Il coordinatore di Forza Italia: “Prematuro fare ora i nomi dei ministri, sono importanti i contenuti e i criteri per un governo di alto profilo”. Poi nega frizioni con Meloni e Salvini. Sul caro bollette: “Il tetto al prezzo del gas è la strada. Serve unità in Europa”. Sul Pnrr: “Ok modifiche, ma che non stravolgano”

ascolta articolo

“Siamo per un governo politico, poi se c'è qualche personaggio che ha raccolto un'esperienza tale da essere al governo senza essere parlamentare può accadere, ma devono essere dei casi e non la regola”. Antonio Tajani, coordinatore di Forza Italia, spiega così  a Sky TG24 i dubbi del suo partito riguardo alla presenza di tecnici nei dicasteri del prossimo governo (LO SPECIALE DI SKY TG24 SULLE ELEZIONI - I RISULTATI - LE TAPPE PER AVERE IL NUOVO GOVERNO - GLI AGGIORNAMENTI IN DIRETTA).

Tajani: “Governo dovrà essere caratterizzato dalla politica”

vedi anche

Nuovo governo, quando potrebbero iniziare le consultazioni

Parlando dei tecnici, Tajani spiega: “Qualcuno potrà esserci, ma il governo dovrà essere caratterizzato dalla politica”. Sottolinea anche che i tecnici, nel caso, dovrebbero avere "un coinvolgimento politico, non partitico, condividendo le scelte del governo”. Il coordinatore di FI respinge lo schema di definire quali ministeri possano essere occupati da tecnici: “È una questione di qualità delle persone, non è una questione legata ai ministeri”. Secondo Tajani, comunque, in generale “è prematuro fare ora i nomi dei ministri, sono importanti i contenuti e i criteri per un governo di alto profilo”. “Gli italiani hanno scelto, si farà il governo dei migliori. Meloni, Berlusconi e Salvini sono al lavoro e faranno scelte giuste”, dice. Tajani nega dissapori con gli alleati. “Non ho mai avuto frizioni né con Meloni né con Salvini o chicchessia. È la verità, vado d'accordo con tutti, ho buoni rapporti anche con gli interlocutori della sinistra”. Sui rapporti di peso nel prossimo esecutivo, aggiunge: “Berlusconi lo ha detto in una lunga intervista: pari dignità significa avere un peso specifico analogo a quello della Lega, abbiamo avuto gli stessi voti, penso che sia giusto. Fi è determinante e può svolgere un'azione di grande importanza”.

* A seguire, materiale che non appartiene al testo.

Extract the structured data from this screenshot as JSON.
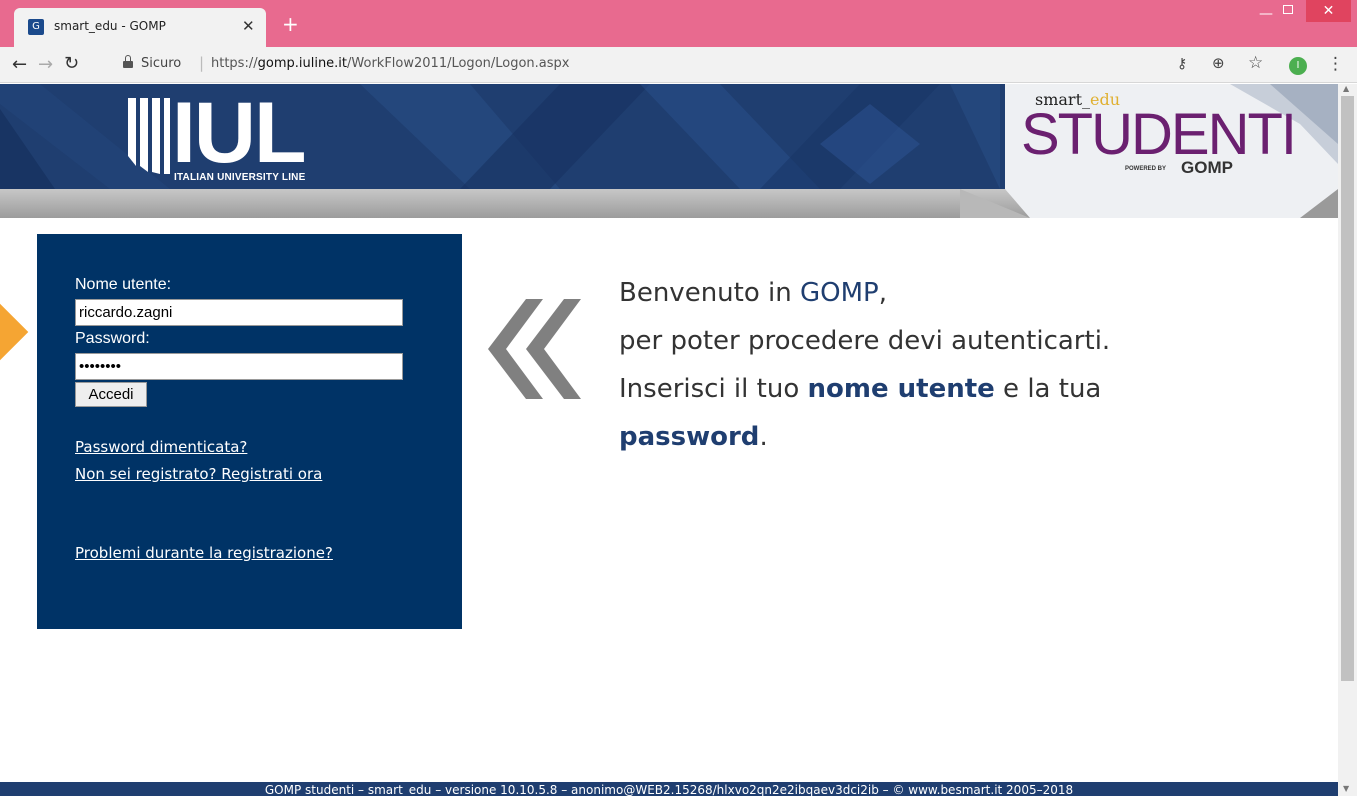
{
  "browser": {
    "tab_title": "smart_edu - GOMP",
    "tab_favicon": "G",
    "new_tab_symbol": "+",
    "secure_label": "Sicuro",
    "url_prefix": "https://",
    "url_domain": "gomp.iuline.it",
    "url_path": "/WorkFlow2011/Logon/Logon.aspx",
    "profile_initial": "I"
  },
  "banner": {
    "logo_word": "IUL",
    "logo_subtitle": "ITALIAN UNIVERSITY LINE",
    "brand_small_a": "smart_",
    "brand_small_b": "edu",
    "brand_big": "STUDENTI",
    "brand_powered": "POWERED BY",
    "brand_gomp": "GOMP"
  },
  "login": {
    "username_label": "Nome utente:",
    "username_value": "riccardo.zagni",
    "password_label": "Password:",
    "password_value": "••••••••",
    "submit_label": "Accedi",
    "forgot_link": "Password dimenticata?",
    "register_link": "Non sei registrato? Registrati ora",
    "problems_link": "Problemi durante la registrazione?"
  },
  "welcome": {
    "line1_a": "Benvenuto in ",
    "line1_b": "GOMP",
    "line1_c": ",",
    "line2": "per poter procedere devi autenticarti.",
    "line3_a": "Inserisci il tuo ",
    "line3_b": "nome utente",
    "line3_c": " e la tua",
    "line4_a": "password",
    "line4_b": "."
  },
  "footer": {
    "text": "GOMP studenti – smart_edu – versione 10.10.5.8 – anonimo@WEB2.15268/hlxvo2qn2e2ibqaev3dci2ib – © www.besmart.it 2005–2018"
  },
  "colors": {
    "tab_strip": "#e86a8f",
    "navy": "#1f3e70",
    "panel": "#003366",
    "brand_purple": "#6b2070",
    "accent_orange": "#f5a533"
  }
}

Gli altri temi, dal Pnrr al Reddito di cittadinanza

vedi anche

Elezioni, diminuiscono le donne in Parlamento: primo calo in 20 anni

Tajani parla anche del caro bollette. “Il tetto al prezzo del gas è la strada. Serve unità in Europa, non si può parlare di europeismo solo nelle dichiarazioni e poi puntare sugli egoismi nazionali. La sintesi deve essere europea, pur facendo valere l'interesse nazionale", dice. "La mossa delle Germania è sbagliata, c'è un mercato comune e serve una visione comune", aggiunge. Un passaggio anche sul Pnrr: “Non può esserci uno stravolgimento, si possono portare delle modifiche, ma che non stravolgano. Ne parlerà il prossimo consiglio dei ministri che prenderà decisioni con il premier". Poi una proposta: per trovare risorse per la Legge di Bilancio si può “ridurre il Superbonus da 110% a 80% o trovare azioni specifiche che si possono condurre per evitare di aumentare il debito, individuando in alcuni capitoli la possibilità di usare fondi per ridurre i sacrifici di famiglie e imprese". Sul reddito di cittadinanza, infine: “Il principio è giusto, ma ci sono stati tantissimi abusi. Ma chi ha bisogno e non può lavorare deve essere sostenuto dallo Stato”.